On the Way to Harmony

By David Almack

Adapted from David’s blog, “FaithLit” with permission.  See the full blog here.

Driving to work one day recently, I noticed a sign proclaiming, “Harmony Township”. Sure enough, there is a place in rural NJ really called Harmony. The area is quite beautiful as you pass pastoral farmland and houses set back from the road with trees that seem to welcome you. I could believe that the people here really do live in harmony. What is there to fight about in a place like this?

And yet, in order to get to this place called “Harmony”, I have to travel on the death trap known as Route 22 through Allentown and Easton. In two weeks of commuting, I have seen at least five accidents complete with vehicle debris to be avoided. The highway seems to be one long work zone with varying posted speeds and I suppose people just aren’t paying attention. When an accident happens, traffic backs up and people don’t seem quite so harmonious.

Life is a lot like this. We all want to live in that beautiful state of harmony, but we often find ourselves in a traffic jam of conflicting opinions and impatience with whoever is in our way. How did we get here, where attacking another person’s perspective or their character is our first course of action? How did we decide that if someone belongs to another group, whatever it may be, they are wrong and worthy of our derision? What leads us to criticize first and ask questions later? I think it might be the same thing that causes so many automobile accidents – simply not paying attention.

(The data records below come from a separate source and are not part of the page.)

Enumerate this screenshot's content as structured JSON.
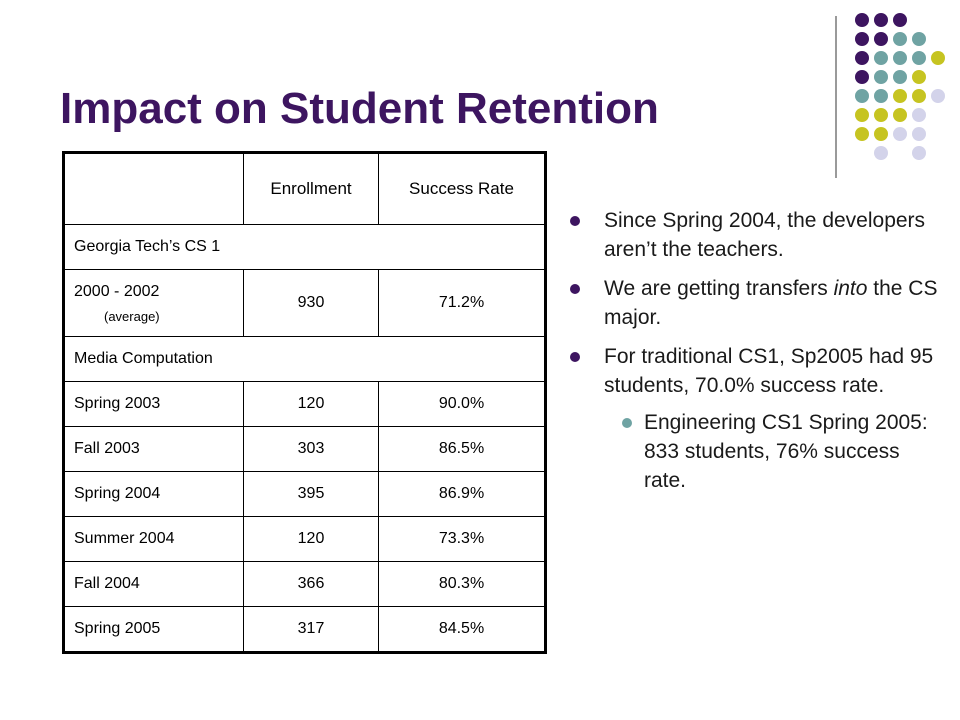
{
  "slide": {
    "title": "Impact on Student Retention"
  },
  "colors": {
    "purple": "#3d1560",
    "teal": "#6fa3a3",
    "olive": "#c6c421",
    "lavender": "#d3d3ea"
  },
  "table": {
    "headers": [
      "",
      "Enrollment",
      "Success Rate"
    ],
    "section1": "Georgia Tech’s CS 1",
    "avg_row": {
      "name": "2000 - 2002",
      "note": "(average)",
      "enrollment": "930",
      "success": "71.2%"
    },
    "section2": "Media Computation",
    "rows": [
      {
        "name": "Spring 2003",
        "enrollment": "120",
        "success": "90.0%"
      },
      {
        "name": "Fall 2003",
        "enrollment": "303",
        "success": "86.5%"
      },
      {
        "name": "Spring 2004",
        "enrollment": "395",
        "success": "86.9%"
      },
      {
        "name": "Summer 2004",
        "enrollment": "120",
        "success": "73.3%"
      },
      {
        "name": "Fall 2004",
        "enrollment": "366",
        "success": "80.3%"
      },
      {
        "name": "Spring 2005",
        "enrollment": "317",
        "success": "84.5%"
      }
    ]
  },
  "bullets": {
    "b1": "Since Spring 2004, the developers aren’t the teachers.",
    "b2_pre": "We are getting transfers ",
    "b2_em": "into",
    "b2_post": " the CS major.",
    "b3": "For traditional CS1, Sp2005 had 95 students, 70.0% success rate.",
    "b3_sub": "Engineering CS1 Spring 2005: 833 students, 76% success rate."
  }
}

Recently, I had a meal with a long-time friend I had not seen in a while.   For ten years, we had collaborated on a major music festival and loved hanging out during the year to plan and dream about the next event. I would have said that we were pretty close friends and that we knew a lot about each other.  Eventually, the festival closed and circumstances drew us apart. We wanted to hang out, but we were busy. So I was looking forward to seeing him and getting caught up. This time, though, I decided to make a point of listening more, asking better questions and not making assumptions.

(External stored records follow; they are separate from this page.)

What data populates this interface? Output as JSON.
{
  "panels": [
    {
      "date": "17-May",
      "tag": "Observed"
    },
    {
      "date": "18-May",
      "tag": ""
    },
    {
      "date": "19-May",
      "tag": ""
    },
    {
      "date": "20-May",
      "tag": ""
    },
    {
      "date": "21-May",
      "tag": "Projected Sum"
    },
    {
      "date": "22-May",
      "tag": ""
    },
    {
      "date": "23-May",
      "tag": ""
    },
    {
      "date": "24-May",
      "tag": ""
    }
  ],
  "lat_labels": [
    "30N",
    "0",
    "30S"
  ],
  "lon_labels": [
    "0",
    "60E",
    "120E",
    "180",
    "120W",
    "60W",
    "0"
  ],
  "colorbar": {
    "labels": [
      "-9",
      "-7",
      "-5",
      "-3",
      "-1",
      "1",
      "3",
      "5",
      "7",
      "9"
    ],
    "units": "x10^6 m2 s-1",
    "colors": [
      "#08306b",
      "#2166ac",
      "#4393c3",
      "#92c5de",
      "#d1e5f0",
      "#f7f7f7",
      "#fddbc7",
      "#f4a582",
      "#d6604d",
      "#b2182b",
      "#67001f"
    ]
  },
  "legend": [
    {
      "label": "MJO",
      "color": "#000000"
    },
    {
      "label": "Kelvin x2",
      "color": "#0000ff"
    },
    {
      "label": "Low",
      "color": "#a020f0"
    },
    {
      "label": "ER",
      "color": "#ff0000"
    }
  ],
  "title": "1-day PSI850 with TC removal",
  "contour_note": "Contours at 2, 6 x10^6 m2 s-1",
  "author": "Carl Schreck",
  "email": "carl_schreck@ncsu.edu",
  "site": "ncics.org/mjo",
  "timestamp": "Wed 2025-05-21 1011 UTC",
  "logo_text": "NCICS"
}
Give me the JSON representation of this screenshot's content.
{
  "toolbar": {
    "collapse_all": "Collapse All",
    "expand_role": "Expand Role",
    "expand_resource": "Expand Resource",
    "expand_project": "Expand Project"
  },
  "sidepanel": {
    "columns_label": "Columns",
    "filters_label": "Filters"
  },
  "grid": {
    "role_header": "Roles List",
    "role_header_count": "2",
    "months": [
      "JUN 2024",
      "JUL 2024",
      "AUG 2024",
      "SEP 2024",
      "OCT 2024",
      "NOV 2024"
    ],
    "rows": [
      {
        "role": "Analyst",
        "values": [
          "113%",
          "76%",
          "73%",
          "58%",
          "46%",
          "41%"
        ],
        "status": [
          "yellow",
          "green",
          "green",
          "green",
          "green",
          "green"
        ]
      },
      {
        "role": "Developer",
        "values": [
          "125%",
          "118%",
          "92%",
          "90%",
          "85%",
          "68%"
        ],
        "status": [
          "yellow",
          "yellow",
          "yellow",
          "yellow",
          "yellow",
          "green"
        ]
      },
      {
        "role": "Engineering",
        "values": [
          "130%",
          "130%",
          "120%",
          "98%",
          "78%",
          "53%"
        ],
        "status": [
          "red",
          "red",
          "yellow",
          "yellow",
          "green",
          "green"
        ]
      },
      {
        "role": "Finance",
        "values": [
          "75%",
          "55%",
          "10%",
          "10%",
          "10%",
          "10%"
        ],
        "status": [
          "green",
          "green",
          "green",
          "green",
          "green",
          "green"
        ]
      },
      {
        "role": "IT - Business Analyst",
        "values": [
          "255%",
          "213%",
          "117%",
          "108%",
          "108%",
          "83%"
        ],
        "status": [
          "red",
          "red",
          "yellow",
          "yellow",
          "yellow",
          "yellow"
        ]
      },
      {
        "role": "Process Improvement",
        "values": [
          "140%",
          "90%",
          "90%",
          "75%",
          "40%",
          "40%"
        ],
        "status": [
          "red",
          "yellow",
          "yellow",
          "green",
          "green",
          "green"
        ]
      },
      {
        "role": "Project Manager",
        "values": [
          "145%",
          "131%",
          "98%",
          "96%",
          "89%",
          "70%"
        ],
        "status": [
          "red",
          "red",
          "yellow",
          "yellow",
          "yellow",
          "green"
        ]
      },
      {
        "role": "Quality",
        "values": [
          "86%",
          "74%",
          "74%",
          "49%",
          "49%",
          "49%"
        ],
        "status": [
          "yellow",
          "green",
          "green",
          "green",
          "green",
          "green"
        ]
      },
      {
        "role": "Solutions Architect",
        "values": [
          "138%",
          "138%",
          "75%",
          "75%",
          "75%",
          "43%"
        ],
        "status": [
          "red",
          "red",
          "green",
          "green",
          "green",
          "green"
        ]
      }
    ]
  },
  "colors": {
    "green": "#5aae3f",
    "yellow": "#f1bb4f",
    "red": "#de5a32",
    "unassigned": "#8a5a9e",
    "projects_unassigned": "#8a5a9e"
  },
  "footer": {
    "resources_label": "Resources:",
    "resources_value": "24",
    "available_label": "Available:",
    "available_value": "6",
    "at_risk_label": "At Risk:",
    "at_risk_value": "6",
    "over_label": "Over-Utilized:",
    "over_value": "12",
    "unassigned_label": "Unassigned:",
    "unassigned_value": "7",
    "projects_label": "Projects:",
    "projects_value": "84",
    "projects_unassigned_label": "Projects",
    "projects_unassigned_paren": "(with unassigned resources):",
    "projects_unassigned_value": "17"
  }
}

I was astonished at what I learned. I already knew he was a talented engineer, where he went to school and that he was also a great musician. What I didn’t know was how much we actually had in common. He had gone to a boarding school that had prepared him well for college and so had I. He loved books and read widely. So do I. He was challenged by the reality of hitting middle age and so was I. And yet, we also have some differences. He is African American. I am not. He grew up in New York City and I grew up in the Caribbean.  Despite these obvious differences, our commonalities drew us together again. We laughed, commiserated and talked for a long time. I only wish I had arranged this meal a lot sooner.

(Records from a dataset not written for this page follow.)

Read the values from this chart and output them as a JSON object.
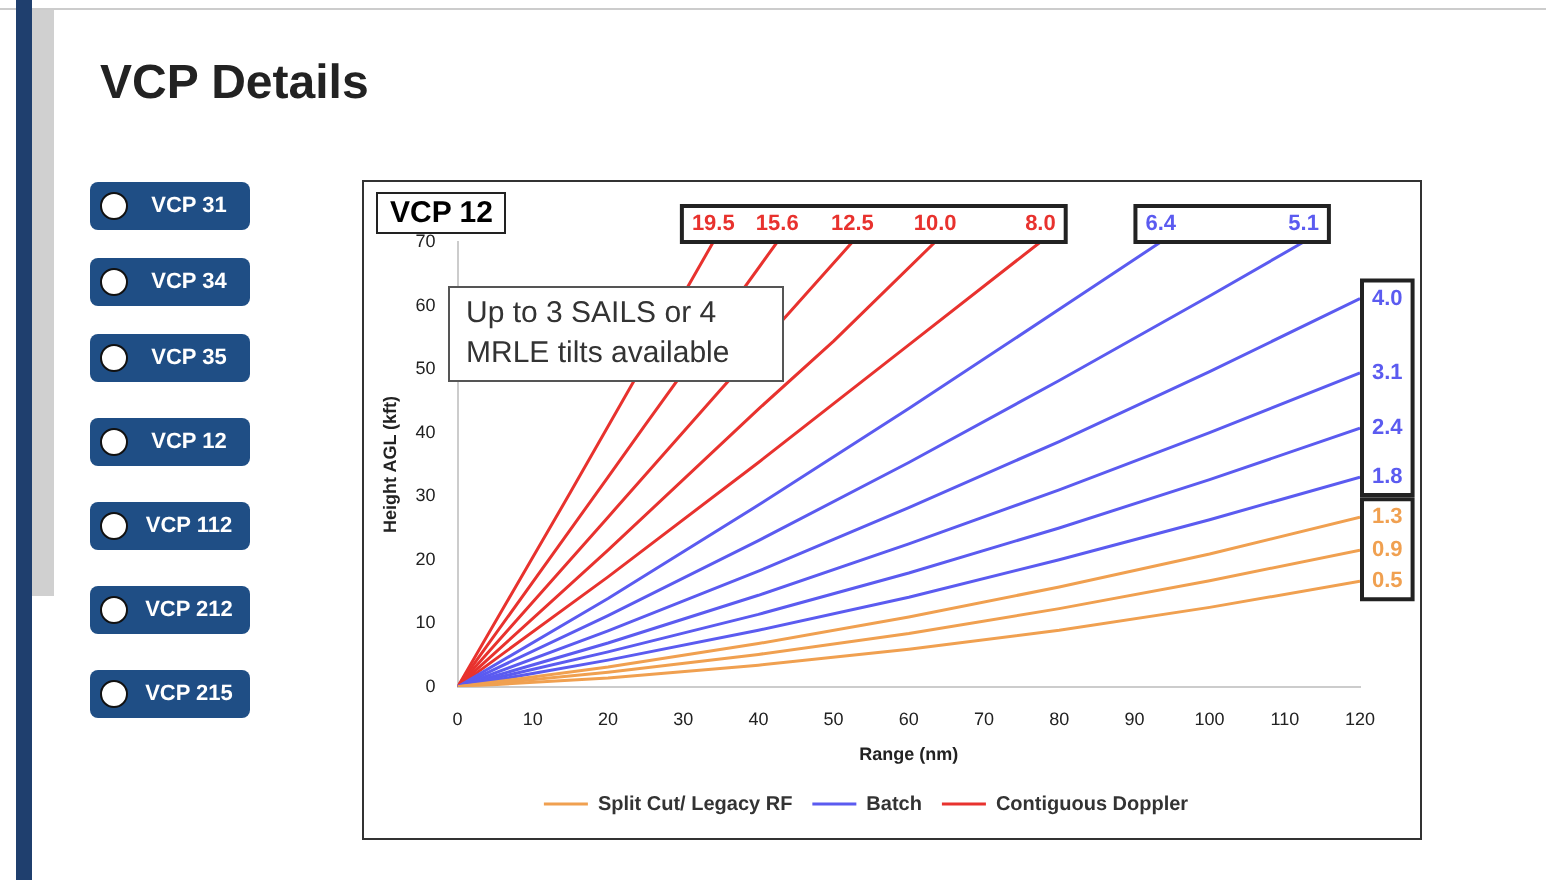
{
  "chart_data": {
    "type": "line",
    "title": "VCP Details",
    "subtitle": "VCP 12",
    "xlabel": "Range (nm)",
    "ylabel": "Height AGL (kft)",
    "annotations": [
      "VCP 31",
      "VCP 34",
      "VCP 35",
      "VCP 12",
      "VCP 112",
      "VCP 212",
      "VCP 215",
      "Up to 3 SAILS or 4 MRLE tilts available",
      {
        "text": "19.5",
        "x": 34,
        "y": 70
      },
      {
        "text": "15.6",
        "x": 42.5,
        "y": 70
      },
      {
        "text": "12.5",
        "x": 52.5,
        "y": 70
      },
      {
        "text": "10.0",
        "x": 63.5,
        "y": 70
      },
      {
        "text": "8.0",
        "x": 77.5,
        "y": 70
      },
      {
        "text": "6.4",
        "x": 93.5,
        "y": 70
      },
      {
        "text": "5.1",
        "x": 112.5,
        "y": 70
      },
      {
        "text": "4.0",
        "x": 120,
        "y": 61.1
      },
      {
        "text": "3.1",
        "x": 120,
        "y": 49.4
      },
      {
        "text": "2.4",
        "x": 120,
        "y": 40.7
      },
      {
        "text": "1.8",
        "x": 120,
        "y": 33.0
      },
      {
        "text": "1.3",
        "x": 120,
        "y": 26.7
      },
      {
        "text": "0.9",
        "x": 120,
        "y": 21.5
      },
      {
        "text": "0.5",
        "x": 120,
        "y": 16.6
      }
    ],
    "xlim": [
      0,
      120
    ],
    "ylim": [
      0,
      70
    ],
    "xticks": [
      0,
      10,
      20,
      30,
      40,
      50,
      60,
      70,
      80,
      90,
      100,
      110,
      120
    ],
    "yticks": [
      0,
      10,
      20,
      30,
      40,
      50,
      60,
      70
    ],
    "grid": false,
    "legend": "bottom",
    "marker": "none",
    "line_style": "solid",
    "series": [
      {
        "name": "Split Cut/ Legacy RF",
        "color": "#f0a050",
        "x": [
          0,
          20,
          40,
          60,
          80,
          100,
          120
        ],
        "values": [
          0,
          1.4,
          3.4,
          5.9,
          8.9,
          12.5,
          16.6
        ]
      },
      {
        "color": "#f0a050",
        "x": [
          0,
          20,
          40,
          60,
          80,
          100,
          120
        ],
        "values": [
          0,
          2.3,
          5.1,
          8.4,
          12.3,
          16.7,
          21.5
        ]
      },
      {
        "color": "#f0a050",
        "x": [
          0,
          20,
          40,
          60,
          80,
          100,
          120
        ],
        "values": [
          0,
          3.1,
          6.8,
          11.0,
          15.7,
          20.9,
          26.7
        ]
      },
      {
        "name": "Batch",
        "color": "#5b5bf0",
        "x": [
          0,
          20,
          40,
          60,
          80,
          100,
          120
        ],
        "values": [
          0,
          4.2,
          8.9,
          14.1,
          20.0,
          26.3,
          33.0
        ]
      },
      {
        "color": "#5b5bf0",
        "x": [
          0,
          20,
          40,
          60,
          80,
          100,
          120
        ],
        "values": [
          0,
          5.5,
          11.4,
          17.9,
          25.0,
          32.6,
          40.7
        ]
      },
      {
        "color": "#5b5bf0",
        "x": [
          0,
          20,
          40,
          60,
          80,
          100,
          120
        ],
        "values": [
          0,
          6.9,
          14.4,
          22.5,
          31.0,
          40.0,
          49.4
        ]
      },
      {
        "color": "#5b5bf0",
        "x": [
          0,
          20,
          40,
          60,
          80,
          100,
          120
        ],
        "values": [
          0,
          8.8,
          18.2,
          28.2,
          38.6,
          49.6,
          61.1
        ]
      },
      {
        "color": "#5b5bf0",
        "x": [
          0,
          20,
          40,
          60,
          80,
          100,
          112.5
        ],
        "values": [
          0,
          11.2,
          23.0,
          35.3,
          48.2,
          61.5,
          70
        ]
      },
      {
        "color": "#5b5bf0",
        "x": [
          0,
          20,
          40,
          60,
          80,
          93.5
        ],
        "values": [
          0,
          13.9,
          28.6,
          43.8,
          59.4,
          70
        ]
      },
      {
        "name": "Contiguous Doppler",
        "color": "#e8322e",
        "x": [
          0,
          20,
          40,
          60,
          77.5
        ],
        "values": [
          0,
          17.3,
          35.3,
          53.8,
          70
        ]
      },
      {
        "color": "#e8322e",
        "x": [
          0,
          20,
          40,
          50,
          63.5
        ],
        "values": [
          0,
          21.5,
          43.7,
          54.4,
          70
        ]
      },
      {
        "color": "#e8322e",
        "x": [
          0,
          20,
          35,
          52.5
        ],
        "values": [
          0,
          26.7,
          46.8,
          70
        ]
      },
      {
        "color": "#e8322e",
        "x": [
          0,
          20,
          25,
          42.5
        ],
        "values": [
          0,
          33.0,
          41.3,
          70
        ]
      },
      {
        "color": "#e8322e",
        "x": [
          0,
          15,
          34
        ],
        "values": [
          0,
          30.6,
          70
        ]
      }
    ]
  }
}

Paying attention matters. Choosing to listen, asking good questions and not assuming the worst in someone else can change everything. Jesus did this pretty well and is a great role model. He noticed people that others ignored. He chose to go to places where he could learn about how people actually lived and worked.

As I drive to Harmony Township this week, I will be thinking about whom I need to call to ask out for a meal. I look forward to being astonished again.